Friday 2 September 2016

The Blind Lifeguard Problem



In a week in which almost everyone in Westminster and in the media is getting almost everything wrong about the topic of social mobility, let me bring up a pertinent phenomenon I thought up called The Blind Lifeguard Problem to illustrate a big misconception humans have about problems and solutions. There is no market demand for blind lifeguards because a key role in being a lifeguard is being able to see what is going on in the water.

Very obvious, I know - but given the foregoing it would be absurd for anyone to claim that the absence of blind lifeguards in the marketplace proves there is unfair discrimination going on. In short, anyone who perceived the lack of blind lifeguards to be a problem would be perceiving something that isn't a problem at all.

The Blind Lifeguard Problem plays out often in everyday life, particularly in politics and economics - it is what we might aptly call the no-problem fallacy.
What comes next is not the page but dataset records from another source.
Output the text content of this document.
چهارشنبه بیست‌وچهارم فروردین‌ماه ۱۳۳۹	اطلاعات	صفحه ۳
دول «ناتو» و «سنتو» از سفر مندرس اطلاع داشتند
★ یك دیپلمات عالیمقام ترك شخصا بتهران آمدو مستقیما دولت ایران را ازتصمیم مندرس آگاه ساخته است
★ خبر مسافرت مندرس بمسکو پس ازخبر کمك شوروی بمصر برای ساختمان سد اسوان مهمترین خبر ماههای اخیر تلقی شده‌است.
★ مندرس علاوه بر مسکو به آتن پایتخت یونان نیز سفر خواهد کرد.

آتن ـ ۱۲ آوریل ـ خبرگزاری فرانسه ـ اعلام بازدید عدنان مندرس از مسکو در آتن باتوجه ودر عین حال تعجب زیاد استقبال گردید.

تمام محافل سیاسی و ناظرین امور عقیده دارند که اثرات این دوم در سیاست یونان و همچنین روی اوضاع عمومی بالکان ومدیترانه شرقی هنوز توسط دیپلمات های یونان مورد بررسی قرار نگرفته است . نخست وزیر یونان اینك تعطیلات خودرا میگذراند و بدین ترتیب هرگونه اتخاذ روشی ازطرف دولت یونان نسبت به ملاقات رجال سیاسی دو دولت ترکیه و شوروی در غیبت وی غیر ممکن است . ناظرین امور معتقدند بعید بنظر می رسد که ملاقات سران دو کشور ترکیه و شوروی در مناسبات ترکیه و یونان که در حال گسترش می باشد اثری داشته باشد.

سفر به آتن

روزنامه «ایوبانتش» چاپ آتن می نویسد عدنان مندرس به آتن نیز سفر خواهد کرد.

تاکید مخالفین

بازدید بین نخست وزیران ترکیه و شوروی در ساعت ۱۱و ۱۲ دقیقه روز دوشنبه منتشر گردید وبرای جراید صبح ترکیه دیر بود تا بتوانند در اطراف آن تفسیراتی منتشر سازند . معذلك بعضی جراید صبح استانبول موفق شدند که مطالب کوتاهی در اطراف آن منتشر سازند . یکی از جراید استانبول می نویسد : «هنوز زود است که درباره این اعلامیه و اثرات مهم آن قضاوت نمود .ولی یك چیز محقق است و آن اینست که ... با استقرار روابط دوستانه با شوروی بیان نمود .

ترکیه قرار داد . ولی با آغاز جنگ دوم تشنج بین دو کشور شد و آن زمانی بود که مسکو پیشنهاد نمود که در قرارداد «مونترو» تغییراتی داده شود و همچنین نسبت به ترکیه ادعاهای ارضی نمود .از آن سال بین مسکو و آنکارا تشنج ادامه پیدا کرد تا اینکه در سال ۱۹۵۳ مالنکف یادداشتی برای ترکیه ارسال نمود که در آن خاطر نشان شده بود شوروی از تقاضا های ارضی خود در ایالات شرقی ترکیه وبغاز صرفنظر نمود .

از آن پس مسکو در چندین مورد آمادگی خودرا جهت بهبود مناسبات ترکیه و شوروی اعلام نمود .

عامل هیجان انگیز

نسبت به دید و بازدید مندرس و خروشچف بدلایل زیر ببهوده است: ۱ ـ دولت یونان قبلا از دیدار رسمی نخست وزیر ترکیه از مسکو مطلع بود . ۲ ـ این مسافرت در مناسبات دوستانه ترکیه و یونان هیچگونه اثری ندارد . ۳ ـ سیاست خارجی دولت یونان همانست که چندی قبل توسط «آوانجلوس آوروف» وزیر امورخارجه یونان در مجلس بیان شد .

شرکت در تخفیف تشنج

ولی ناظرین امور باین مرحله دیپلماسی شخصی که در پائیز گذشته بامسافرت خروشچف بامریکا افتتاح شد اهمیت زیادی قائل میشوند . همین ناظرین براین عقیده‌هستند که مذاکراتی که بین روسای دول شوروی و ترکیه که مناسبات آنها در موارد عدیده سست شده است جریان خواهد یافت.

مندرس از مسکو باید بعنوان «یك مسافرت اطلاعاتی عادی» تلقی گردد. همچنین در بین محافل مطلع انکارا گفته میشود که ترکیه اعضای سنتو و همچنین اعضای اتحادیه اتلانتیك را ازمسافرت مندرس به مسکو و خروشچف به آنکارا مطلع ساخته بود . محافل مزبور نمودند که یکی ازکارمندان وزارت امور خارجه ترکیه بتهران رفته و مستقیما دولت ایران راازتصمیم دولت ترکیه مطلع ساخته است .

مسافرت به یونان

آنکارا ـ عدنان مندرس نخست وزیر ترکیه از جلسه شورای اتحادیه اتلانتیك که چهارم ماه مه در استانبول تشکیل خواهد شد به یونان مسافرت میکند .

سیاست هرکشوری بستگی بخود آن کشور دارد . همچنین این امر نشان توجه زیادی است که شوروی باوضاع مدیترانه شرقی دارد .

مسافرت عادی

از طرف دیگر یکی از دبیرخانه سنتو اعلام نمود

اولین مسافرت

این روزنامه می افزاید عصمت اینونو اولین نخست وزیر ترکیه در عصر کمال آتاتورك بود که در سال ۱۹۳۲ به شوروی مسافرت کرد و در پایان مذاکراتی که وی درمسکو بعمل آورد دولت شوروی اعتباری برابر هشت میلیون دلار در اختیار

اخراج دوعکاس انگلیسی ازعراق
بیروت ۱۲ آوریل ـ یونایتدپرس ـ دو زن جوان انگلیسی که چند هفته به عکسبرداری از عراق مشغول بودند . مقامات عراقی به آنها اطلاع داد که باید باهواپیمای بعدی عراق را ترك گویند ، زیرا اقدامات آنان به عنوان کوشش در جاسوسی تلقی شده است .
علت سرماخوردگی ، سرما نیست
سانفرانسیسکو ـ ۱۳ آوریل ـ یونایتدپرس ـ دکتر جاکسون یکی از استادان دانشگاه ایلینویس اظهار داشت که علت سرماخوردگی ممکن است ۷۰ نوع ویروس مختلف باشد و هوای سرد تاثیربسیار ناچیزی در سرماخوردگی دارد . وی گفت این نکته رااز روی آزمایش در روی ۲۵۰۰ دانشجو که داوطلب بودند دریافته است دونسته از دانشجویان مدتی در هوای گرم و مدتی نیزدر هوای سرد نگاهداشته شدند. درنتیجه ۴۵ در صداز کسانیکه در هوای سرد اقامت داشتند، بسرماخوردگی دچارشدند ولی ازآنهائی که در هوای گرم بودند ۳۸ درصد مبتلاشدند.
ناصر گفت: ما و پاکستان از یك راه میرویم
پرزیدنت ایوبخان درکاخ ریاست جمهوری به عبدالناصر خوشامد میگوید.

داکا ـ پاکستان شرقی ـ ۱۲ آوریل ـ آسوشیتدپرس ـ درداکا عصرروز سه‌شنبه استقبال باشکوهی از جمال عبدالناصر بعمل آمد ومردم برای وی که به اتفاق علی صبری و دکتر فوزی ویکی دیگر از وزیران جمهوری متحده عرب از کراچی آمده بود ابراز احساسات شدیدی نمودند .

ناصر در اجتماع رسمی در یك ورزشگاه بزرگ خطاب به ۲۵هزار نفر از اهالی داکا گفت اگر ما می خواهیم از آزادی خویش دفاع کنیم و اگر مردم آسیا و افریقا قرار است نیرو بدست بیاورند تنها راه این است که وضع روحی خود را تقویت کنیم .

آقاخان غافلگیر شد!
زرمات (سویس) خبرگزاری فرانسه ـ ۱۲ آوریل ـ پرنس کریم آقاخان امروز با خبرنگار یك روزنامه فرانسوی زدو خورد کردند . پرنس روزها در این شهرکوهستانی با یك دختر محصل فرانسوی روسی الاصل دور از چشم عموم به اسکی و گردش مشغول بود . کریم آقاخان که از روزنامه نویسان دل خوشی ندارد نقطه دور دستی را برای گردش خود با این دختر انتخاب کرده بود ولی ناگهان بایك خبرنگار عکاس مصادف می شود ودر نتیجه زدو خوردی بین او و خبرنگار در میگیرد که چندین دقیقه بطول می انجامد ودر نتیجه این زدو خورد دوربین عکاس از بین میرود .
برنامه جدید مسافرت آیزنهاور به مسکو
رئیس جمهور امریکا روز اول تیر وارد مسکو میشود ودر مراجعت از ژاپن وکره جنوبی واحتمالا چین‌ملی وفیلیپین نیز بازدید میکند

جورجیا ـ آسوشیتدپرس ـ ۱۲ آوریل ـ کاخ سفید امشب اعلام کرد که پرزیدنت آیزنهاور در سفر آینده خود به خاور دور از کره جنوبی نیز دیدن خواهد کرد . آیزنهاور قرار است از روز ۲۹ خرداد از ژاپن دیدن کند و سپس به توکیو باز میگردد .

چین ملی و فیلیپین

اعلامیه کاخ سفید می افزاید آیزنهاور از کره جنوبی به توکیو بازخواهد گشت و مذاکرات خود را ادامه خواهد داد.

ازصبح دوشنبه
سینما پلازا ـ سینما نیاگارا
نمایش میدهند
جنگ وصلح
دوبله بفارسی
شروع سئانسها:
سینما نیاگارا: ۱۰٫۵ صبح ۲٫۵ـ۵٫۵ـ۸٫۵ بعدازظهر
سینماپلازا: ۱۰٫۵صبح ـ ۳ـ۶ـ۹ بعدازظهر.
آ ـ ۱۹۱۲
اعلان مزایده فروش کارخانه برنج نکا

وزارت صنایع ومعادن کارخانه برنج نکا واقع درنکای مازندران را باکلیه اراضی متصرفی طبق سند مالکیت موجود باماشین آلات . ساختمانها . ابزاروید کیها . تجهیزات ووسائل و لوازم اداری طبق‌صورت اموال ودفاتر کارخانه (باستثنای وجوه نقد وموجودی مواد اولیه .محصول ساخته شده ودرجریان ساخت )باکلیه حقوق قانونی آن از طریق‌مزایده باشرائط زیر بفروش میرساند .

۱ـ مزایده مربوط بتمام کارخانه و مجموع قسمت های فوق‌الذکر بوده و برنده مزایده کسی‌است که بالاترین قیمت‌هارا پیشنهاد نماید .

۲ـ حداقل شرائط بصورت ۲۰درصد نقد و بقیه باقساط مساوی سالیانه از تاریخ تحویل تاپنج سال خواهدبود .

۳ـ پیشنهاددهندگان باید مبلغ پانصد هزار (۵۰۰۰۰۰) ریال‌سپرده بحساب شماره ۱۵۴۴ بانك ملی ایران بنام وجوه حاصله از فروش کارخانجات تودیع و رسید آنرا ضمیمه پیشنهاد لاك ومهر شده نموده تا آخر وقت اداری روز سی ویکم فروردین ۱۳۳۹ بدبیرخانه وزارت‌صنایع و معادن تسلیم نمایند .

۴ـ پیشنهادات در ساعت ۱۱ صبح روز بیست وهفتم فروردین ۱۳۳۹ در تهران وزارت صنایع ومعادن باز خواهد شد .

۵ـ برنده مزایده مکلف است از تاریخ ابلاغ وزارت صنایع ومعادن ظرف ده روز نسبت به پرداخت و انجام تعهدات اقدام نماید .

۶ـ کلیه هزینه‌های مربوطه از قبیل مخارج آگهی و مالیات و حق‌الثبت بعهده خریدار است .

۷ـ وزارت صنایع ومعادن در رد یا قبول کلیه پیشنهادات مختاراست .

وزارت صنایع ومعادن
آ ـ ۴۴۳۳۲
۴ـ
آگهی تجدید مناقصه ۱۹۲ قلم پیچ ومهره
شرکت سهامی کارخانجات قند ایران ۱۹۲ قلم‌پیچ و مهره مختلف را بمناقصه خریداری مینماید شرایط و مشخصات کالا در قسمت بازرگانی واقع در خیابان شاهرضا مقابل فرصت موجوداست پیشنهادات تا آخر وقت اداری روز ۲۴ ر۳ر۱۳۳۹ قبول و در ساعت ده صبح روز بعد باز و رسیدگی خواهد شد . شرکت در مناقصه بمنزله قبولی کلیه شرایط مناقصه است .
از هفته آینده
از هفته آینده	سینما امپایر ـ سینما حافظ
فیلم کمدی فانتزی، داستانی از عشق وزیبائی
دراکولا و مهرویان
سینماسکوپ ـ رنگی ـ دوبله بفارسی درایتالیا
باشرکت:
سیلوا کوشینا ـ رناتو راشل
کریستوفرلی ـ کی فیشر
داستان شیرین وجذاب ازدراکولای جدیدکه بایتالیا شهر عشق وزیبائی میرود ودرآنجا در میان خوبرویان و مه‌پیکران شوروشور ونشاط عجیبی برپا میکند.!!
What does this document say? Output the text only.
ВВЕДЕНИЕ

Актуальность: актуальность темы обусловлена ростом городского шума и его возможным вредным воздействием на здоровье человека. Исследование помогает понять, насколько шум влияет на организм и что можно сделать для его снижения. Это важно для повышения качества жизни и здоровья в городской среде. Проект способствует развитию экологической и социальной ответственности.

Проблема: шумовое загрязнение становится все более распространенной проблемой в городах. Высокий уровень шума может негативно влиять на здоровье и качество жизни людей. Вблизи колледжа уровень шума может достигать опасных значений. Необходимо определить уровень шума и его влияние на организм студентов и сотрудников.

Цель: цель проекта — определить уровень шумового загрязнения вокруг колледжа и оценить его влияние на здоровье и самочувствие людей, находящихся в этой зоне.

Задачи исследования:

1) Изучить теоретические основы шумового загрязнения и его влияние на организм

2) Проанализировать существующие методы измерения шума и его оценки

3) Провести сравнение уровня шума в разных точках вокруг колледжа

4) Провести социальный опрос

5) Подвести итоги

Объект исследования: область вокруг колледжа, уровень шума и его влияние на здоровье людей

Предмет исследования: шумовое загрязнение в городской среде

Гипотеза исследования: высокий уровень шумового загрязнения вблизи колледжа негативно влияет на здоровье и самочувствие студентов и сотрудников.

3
That is, sometimes there are genuine problems, and sometimes there are only perceived problems that are more to do with the limited analysis going in to the perception. And then, even if it's agreed there is a problem, that doesn't mean there is necessarily a solution.

If problems can be solved, or a bad situation ameliorated, fine - sometimes (but not always) we should act on that. But some problems are simply things we don't like about the world that actually don't have a solution, or certainly not one we should attempt to bring about. It's an important lesson that many need to learn, namely:

1) Not every perceived problem is actually a problem

2) Even if is a problem, it's not necessarily one we should be solving

That is to say, quite often there are perfectly good reasons why there are very few female garage mechanics, and more men in CEO roles than women, and TV drama shows with very few Muslims and homosexuals, and universities with fewer graduates from state than private school graduates.

Government regulations aside, society is the result of billions of individual choices made in transactions where both parties look to be made better off from the exchange. If many of those choices culminate in society having fewer of one identifiable group than the other, or more of one age group or gender than another, do not hastily assume it's a problem, much less a problem that ought to be, or even can be solved.